Recurso do despacho que ordenou o desentranhamento da contestação
10. Diz o recorrente que o despacho recorrido violou o seu direito de defesa ao considerar que o prazo para apresentação da contestação corre em férias, impedindo-o de praticar um ato que “em nada contende com a celeridade ou com os ‘direitos da vítima’ dos presentes autos” [conclusão 3.].
11. Não tem razão. O despacho recorrido invoca o disposto no artigo 28.º, da Lei n.º Lei n.º 112/2009, de 16 de Setembro [regime jurídico aplicável à prevenção da violência doméstica e à protecção e à assistência das suas vítimas] onde, sob a epígrafe “Celeridade processual”, se estabelece:
"1 - Os processos por crime de violência doméstica têm natureza urgente, ainda que não haja arguidos presos.
2 - A natureza urgente dos processos por crime de violência doméstica implica a aplicação do regime previsto no n.º 2 do artigo 103.º do Código de Processo Penal." [sublinhado nosso]
12. Assim, a natureza urgente atribuída aos processos por crime de violência doméstica implica que os prazos processuais corram durante os fins-de-semana, férias e feriados para todos os sujeitos e intervenientes processuais e para a secretaria, mesmo que não hajam arguidos presos (como no caso presente). É o que decorre do disposto no artigo 103.º, n.º 2 – cujo âmbito de aplicação é extensivo aos crimes de violência doméstica por remissão expressa daquela norma – conjugado com o artigo 104.º, n.º 2, ambos do CPP.
13. Assim se tem pronunciado esta Relação [ver AcRP de 19/1/2011 (Eduarda Lobo) e decisão de Reclamação de 07/06/2010 (Vice-Pres. Élia São Pedro)] e o Supremo Tribunal de Justiça [v.g. AcSTJ de 29/1/2007 (Cons. Sousa Fonte)] — este realçando que tal interpretação tem sido julgada conforme pelo Tribunal Constitucional, designadamente por se entender que não viola os princípios da igualdade e das garantias de defesa [“(…) como o atestam os Acs. n.ºs 213/93, de 16-03-1993, Proc. n.º 404/91 - 2.ª, 47/95, de 02-02-1995, Proc. n.º 125/94 (onde se refere o anterior e o n.º 384/93) e 353/97, de 30-04-1997, Proc. n.º 127/97 - 2.ª (onde se referem os Acs. n.ºs 566/94 e 47/95” – todos disponíveis em www.dgsi.pt].

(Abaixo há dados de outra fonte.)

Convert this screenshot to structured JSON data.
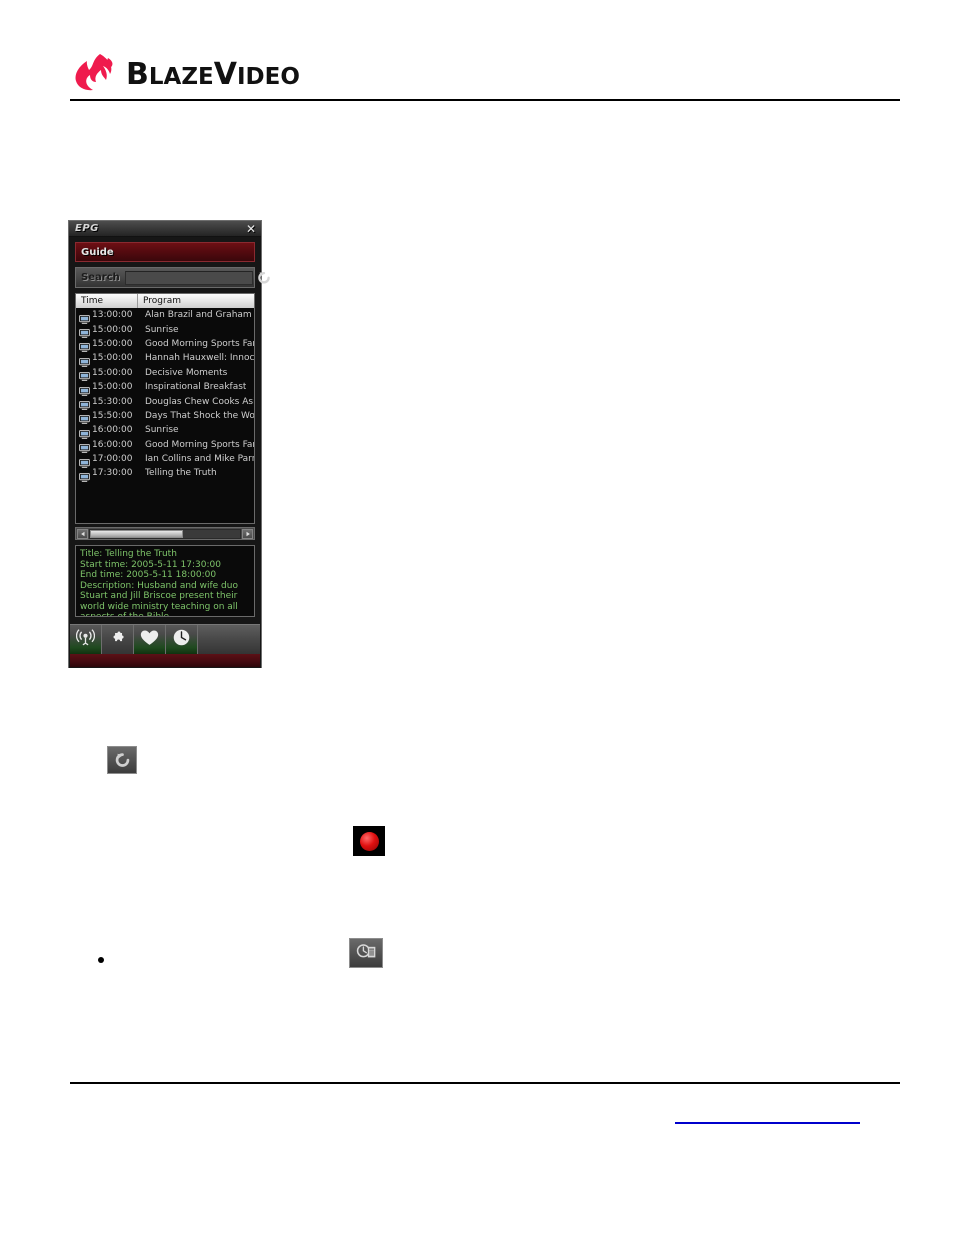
{
  "document": {
    "brand": {
      "name_part1": "B",
      "name_part2": "LAZE",
      "name_part3": "V",
      "name_part4": "IDEO",
      "flame_icon": "flame-icon",
      "flame_color": "#ef1b4d"
    },
    "footer_link_text": ""
  },
  "epg_window": {
    "title": "EPG",
    "close_label": "✕",
    "guide_label": "Guide",
    "search": {
      "label": "Search",
      "value": "",
      "placeholder": "",
      "go_icon": "refresh-icon"
    },
    "columns": {
      "time": "Time",
      "program": "Program"
    },
    "programs": [
      {
        "icon": "tv-icon",
        "time": "13:00:00",
        "program": "Alan Brazil and Graham Bee"
      },
      {
        "icon": "tv-icon",
        "time": "15:00:00",
        "program": "Sunrise"
      },
      {
        "icon": "tv-icon",
        "time": "15:00:00",
        "program": "Good Morning Sports Fans"
      },
      {
        "icon": "tv-icon",
        "time": "15:00:00",
        "program": "Hannah Hauxwell: Innocent"
      },
      {
        "icon": "tv-icon",
        "time": "15:00:00",
        "program": "Decisive Moments"
      },
      {
        "icon": "tv-icon",
        "time": "15:00:00",
        "program": "Inspirational Breakfast"
      },
      {
        "icon": "tv-icon",
        "time": "15:30:00",
        "program": "Douglas Chew Cooks Asia"
      },
      {
        "icon": "tv-icon",
        "time": "15:50:00",
        "program": "Days That Shock the World"
      },
      {
        "icon": "tv-icon",
        "time": "16:00:00",
        "program": "Sunrise"
      },
      {
        "icon": "tv-icon",
        "time": "16:00:00",
        "program": "Good Morning Sports Fans"
      },
      {
        "icon": "tv-icon",
        "time": "17:00:00",
        "program": "Ian Collins and Mike Parry"
      },
      {
        "icon": "tv-icon",
        "time": "17:30:00",
        "program": "Telling the Truth"
      }
    ],
    "scrollbar": {
      "left_arrow": "◀",
      "right_arrow": "▶"
    },
    "details": {
      "title_line": "Title: Telling the Truth",
      "start_line": "Start time: 2005-5-11 17:30:00",
      "end_line": "End time: 2005-5-11 18:00:00",
      "description_line": "Description: Husband and wife duo Stuart and Jill Briscoe present their world wide ministry teaching on all aspects of the Bible.",
      "text_color": "#7ec46a"
    },
    "toolbar": [
      {
        "name": "broadcast-button",
        "icon": "antenna-icon",
        "state": "lit"
      },
      {
        "name": "plugin-button",
        "icon": "puzzle-icon",
        "state": "plain"
      },
      {
        "name": "favorites-button",
        "icon": "heart-icon",
        "state": "lit"
      },
      {
        "name": "schedule-button",
        "icon": "clock-icon",
        "state": "lit"
      }
    ]
  },
  "inline_icons": {
    "refresh": {
      "name": "refresh-icon"
    },
    "record": {
      "name": "record-icon",
      "color": "#e01010"
    },
    "schedule": {
      "name": "schedule-clock-list-icon"
    }
  }
}
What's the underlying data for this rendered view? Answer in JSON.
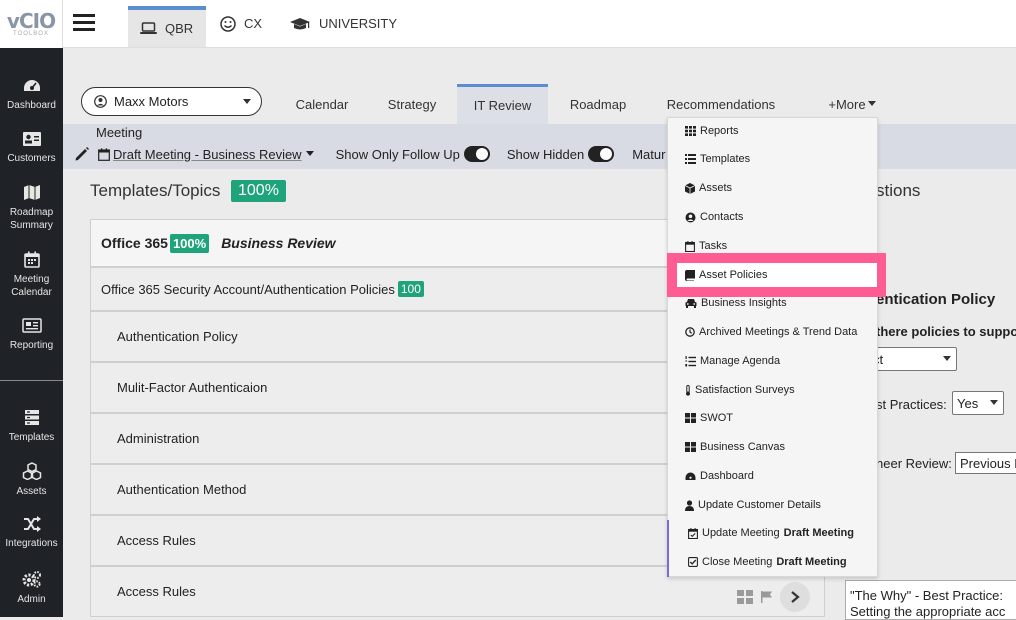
{
  "logo": {
    "text": "vCIO",
    "sub": "TOOLBOX"
  },
  "sidebar": {
    "items": [
      {
        "label": "Dashboard",
        "icon": "dashboard-icon"
      },
      {
        "label": "Customers",
        "icon": "address-card-icon"
      },
      {
        "label": "Roadmap Summary",
        "icon": "map-icon"
      },
      {
        "label": "Meeting Calendar",
        "icon": "calendar-icon"
      },
      {
        "label": "Reporting",
        "icon": "newspaper-icon"
      },
      {
        "label": "Templates",
        "icon": "layers-icon"
      },
      {
        "label": "Assets",
        "icon": "cubes-icon"
      },
      {
        "label": "Integrations",
        "icon": "random-icon"
      },
      {
        "label": "Admin",
        "icon": "cogs-icon"
      }
    ]
  },
  "topbar": {
    "tabs": [
      {
        "label": "QBR",
        "icon": "laptop-icon"
      },
      {
        "label": "CX",
        "icon": "smile-icon"
      },
      {
        "label": "UNIVERSITY",
        "icon": "graduation-cap-icon"
      }
    ]
  },
  "customer": {
    "name": "Maxx Motors"
  },
  "nav": {
    "tabs": [
      "Calendar",
      "Strategy",
      "IT Review",
      "Roadmap",
      "Recommendations"
    ],
    "more": "+More"
  },
  "meeting": {
    "label": "Meeting",
    "selected": "Draft Meeting - Business Review",
    "follow_up": "Show Only Follow Up",
    "show_hidden": "Show Hidden",
    "maturity": "Matur"
  },
  "templates": {
    "title": "Templates/Topics",
    "percent": "100%"
  },
  "questions": {
    "title": "stions"
  },
  "rows": {
    "group": {
      "name": "Office 365",
      "percent": "100%",
      "subtitle": "Business Review"
    },
    "category": {
      "name": "Office 365 Security Account/Authentication Policies",
      "percent": "100"
    },
    "items": [
      "Authentication Policy",
      "Mulit-Factor Authenticaion",
      "Administration",
      "Authentication Method",
      "Access Rules",
      "Access Rules"
    ]
  },
  "right_panel": {
    "heading": "entication Policy",
    "question": "there policies to suppo",
    "select1": "ct",
    "best_practices_label": "st Practices:",
    "best_practices_value": "Yes",
    "engineer_label": "neer Review:",
    "engineer_value": "Previous R",
    "why_line1": "\"The Why\" - Best Practice:",
    "why_line2": "Setting the appropriate acc"
  },
  "more_menu": {
    "items": [
      {
        "label": "Reports",
        "icon": "th-icon"
      },
      {
        "label": "Templates",
        "icon": "list-icon"
      },
      {
        "label": "Assets",
        "icon": "cube-icon"
      },
      {
        "label": "Contacts",
        "icon": "user-circle-icon"
      },
      {
        "label": "Tasks",
        "icon": "calendar-icon"
      },
      {
        "label": "Asset Policies",
        "icon": "book-icon"
      },
      {
        "label": "Business Insights",
        "icon": "car-icon"
      },
      {
        "label": "Archived Meetings & Trend Data",
        "icon": "clock-icon"
      },
      {
        "label": "Manage Agenda",
        "icon": "list-ol-icon"
      },
      {
        "label": "Satisfaction Surveys",
        "icon": "thermometer-icon"
      },
      {
        "label": "SWOT",
        "icon": "th-large-icon"
      },
      {
        "label": "Business Canvas",
        "icon": "th-large-icon"
      },
      {
        "label": "Dashboard",
        "icon": "dashboard-icon"
      },
      {
        "label": "Update Customer Details",
        "icon": "user-icon"
      },
      {
        "label": "Update Meeting",
        "bold": "Draft Meeting",
        "icon": "calendar-check-icon"
      },
      {
        "label": "Close Meeting",
        "bold": "Draft Meeting",
        "icon": "check-square-icon"
      }
    ]
  },
  "colors": {
    "accent": "#5b8ed1",
    "badge": "#1fa37a",
    "highlight": "#ff5c93",
    "sidebar": "#1f2227"
  }
}
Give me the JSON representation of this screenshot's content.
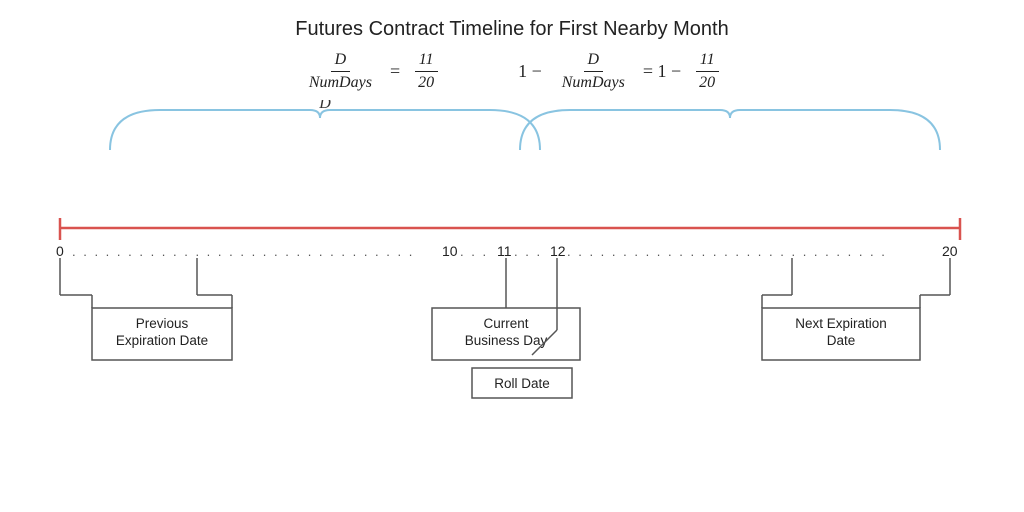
{
  "title": "Futures Contract Timeline for First Nearby Month",
  "formula_left": {
    "numerator": "D",
    "denominator": "NumDays",
    "equals": "=",
    "value_num": "11",
    "value_den": "20"
  },
  "formula_right": {
    "prefix": "1 −",
    "numerator": "D",
    "denominator": "NumDays",
    "equals": "= 1 −",
    "value_num": "11",
    "value_den": "20"
  },
  "timeline": {
    "d_label": "D",
    "tick_labels": [
      "0",
      "10",
      "11",
      "12",
      "20"
    ],
    "dots_left": "· · · · · · · · · · · · · · · · · · · · · · · · · · · · · ·",
    "dots_middle": "· · ·",
    "dots_right": "· · · · · · · · · · · · · · · · · · · · · · · · · · · · ·"
  },
  "labels": {
    "prev_expiration": "Previous\nExpiration Date",
    "current_business": "Current\nBusiness Day",
    "next_expiration": "Next Expiration\nDate",
    "roll_date": "Roll Date"
  }
}
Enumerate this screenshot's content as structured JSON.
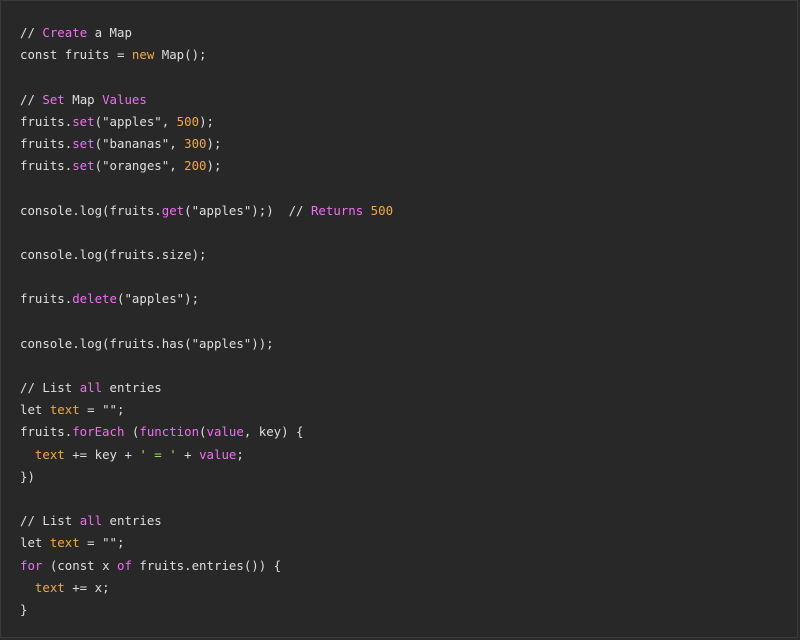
{
  "editor": {
    "language": "javascript",
    "colors": {
      "background": "#282828",
      "plain": "#dedede",
      "keyword": "#f06ef0",
      "number": "#f0a848",
      "string": "#9cdc6c",
      "identifier": "#f0a848"
    },
    "lines": [
      [
        {
          "t": "// ",
          "c": "plain"
        },
        {
          "t": "Create",
          "c": "keyword"
        },
        {
          "t": " a Map",
          "c": "plain"
        }
      ],
      [
        {
          "t": "const fruits = ",
          "c": "plain"
        },
        {
          "t": "new",
          "c": "ident"
        },
        {
          "t": " Map();",
          "c": "plain"
        }
      ],
      [],
      [
        {
          "t": "// ",
          "c": "plain"
        },
        {
          "t": "Set",
          "c": "keyword"
        },
        {
          "t": " Map ",
          "c": "plain"
        },
        {
          "t": "Values",
          "c": "keyword"
        }
      ],
      [
        {
          "t": "fruits.",
          "c": "plain"
        },
        {
          "t": "set",
          "c": "keyword"
        },
        {
          "t": "(\"apples\", ",
          "c": "plain"
        },
        {
          "t": "500",
          "c": "number"
        },
        {
          "t": ");",
          "c": "plain"
        }
      ],
      [
        {
          "t": "fruits.",
          "c": "plain"
        },
        {
          "t": "set",
          "c": "keyword"
        },
        {
          "t": "(\"bananas\", ",
          "c": "plain"
        },
        {
          "t": "300",
          "c": "number"
        },
        {
          "t": ");",
          "c": "plain"
        }
      ],
      [
        {
          "t": "fruits.",
          "c": "plain"
        },
        {
          "t": "set",
          "c": "keyword"
        },
        {
          "t": "(\"oranges\", ",
          "c": "plain"
        },
        {
          "t": "200",
          "c": "number"
        },
        {
          "t": ");",
          "c": "plain"
        }
      ],
      [],
      [
        {
          "t": "console.log(fruits.",
          "c": "plain"
        },
        {
          "t": "get",
          "c": "keyword"
        },
        {
          "t": "(\"apples\");)  // ",
          "c": "plain"
        },
        {
          "t": "Returns",
          "c": "keyword"
        },
        {
          "t": " ",
          "c": "plain"
        },
        {
          "t": "500",
          "c": "number"
        }
      ],
      [],
      [
        {
          "t": "console.log(fruits.size);",
          "c": "plain"
        }
      ],
      [],
      [
        {
          "t": "fruits.",
          "c": "plain"
        },
        {
          "t": "delete",
          "c": "keyword"
        },
        {
          "t": "(\"apples\");",
          "c": "plain"
        }
      ],
      [],
      [
        {
          "t": "console.log(fruits.has(\"apples\"));",
          "c": "plain"
        }
      ],
      [],
      [
        {
          "t": "// List ",
          "c": "plain"
        },
        {
          "t": "all",
          "c": "keyword"
        },
        {
          "t": " entries",
          "c": "plain"
        }
      ],
      [
        {
          "t": "let ",
          "c": "plain"
        },
        {
          "t": "text",
          "c": "ident"
        },
        {
          "t": " = \"\";",
          "c": "plain"
        }
      ],
      [
        {
          "t": "fruits.",
          "c": "plain"
        },
        {
          "t": "forEach",
          "c": "keyword"
        },
        {
          "t": " (",
          "c": "plain"
        },
        {
          "t": "function",
          "c": "keyword"
        },
        {
          "t": "(",
          "c": "plain"
        },
        {
          "t": "value",
          "c": "keyword"
        },
        {
          "t": ", key) {",
          "c": "plain"
        }
      ],
      [
        {
          "t": "  ",
          "c": "plain"
        },
        {
          "t": "text",
          "c": "ident"
        },
        {
          "t": " += key + ",
          "c": "plain"
        },
        {
          "t": "' = '",
          "c": "string"
        },
        {
          "t": " + ",
          "c": "plain"
        },
        {
          "t": "value",
          "c": "keyword"
        },
        {
          "t": ";",
          "c": "plain"
        }
      ],
      [
        {
          "t": "})",
          "c": "plain"
        }
      ],
      [],
      [
        {
          "t": "// List ",
          "c": "plain"
        },
        {
          "t": "all",
          "c": "keyword"
        },
        {
          "t": " entries",
          "c": "plain"
        }
      ],
      [
        {
          "t": "let ",
          "c": "plain"
        },
        {
          "t": "text",
          "c": "ident"
        },
        {
          "t": " = \"\";",
          "c": "plain"
        }
      ],
      [
        {
          "t": "for",
          "c": "keyword"
        },
        {
          "t": " (const x ",
          "c": "plain"
        },
        {
          "t": "of",
          "c": "keyword"
        },
        {
          "t": " fruits.entries()) {",
          "c": "plain"
        }
      ],
      [
        {
          "t": "  ",
          "c": "plain"
        },
        {
          "t": "text",
          "c": "ident"
        },
        {
          "t": " += x;",
          "c": "plain"
        }
      ],
      [
        {
          "t": "}",
          "c": "plain"
        }
      ]
    ]
  }
}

14. Compreende-se que assim seja. Desde logo, pela necessidade de acautelar a defesa de valores constitucionalmente relevantes como a celeridade e eficiência do sistema penal, a liberdade do arguido, o interesse punitivo do Estado e, particularmente no caso presente, a integridade moral e física da vítima de violência doméstica, assim como a sua segurança e tranquilidade. A Lei não retira ao arguido o direito praticar atos processuais em sua defesa: limita-se a, perante circunstâncias muito específicas e como forma de compatibilizar a tutela efetiva de diversos direitos e liberdades individuais, estabelecer uma regra própria de contagem de prazos que, ao contrário da regra geral [artigo 103.º, n.º 1, do CPP], não prevê a suspensão no período de férias judiciais.
15. Lembramos o que não pode ser ignorado: que os casos de violência doméstica atingem inquietantes índices de intensidade, gravidade e frequência. A benéfica visibilidade que, ultimamente, sobre eles tem recaído incitou o legislador a abranger os processos por crime de violência doméstica no regime excepcional de contagem de prazos de atos processuais — regime que, avisadamente, o recorrente observou, por exemplo, na interposição dos recursos seguintes.
16. Assim, no respeito das normas de contagem de prazos estabelecidas para o processo [de “natureza urgente”] conclui-se que a contestação apresentada pelo recorrente deu entrada em juízo muito para além do prazo fixado [artigos 315.º, n.º 1, 104.º, n.º 2, 103.º, n.º 2, do CPP e 28.º, n.º 1 e 2, da Lei n.º 112/2009, de 16 de Setembro]. Com o que improcedem as razões invocadas pelo recorrente.
Recurso da sentença
Vícios previstos pelo artigo 410.º, n.º 2, do Código de Processo Penal [CPP].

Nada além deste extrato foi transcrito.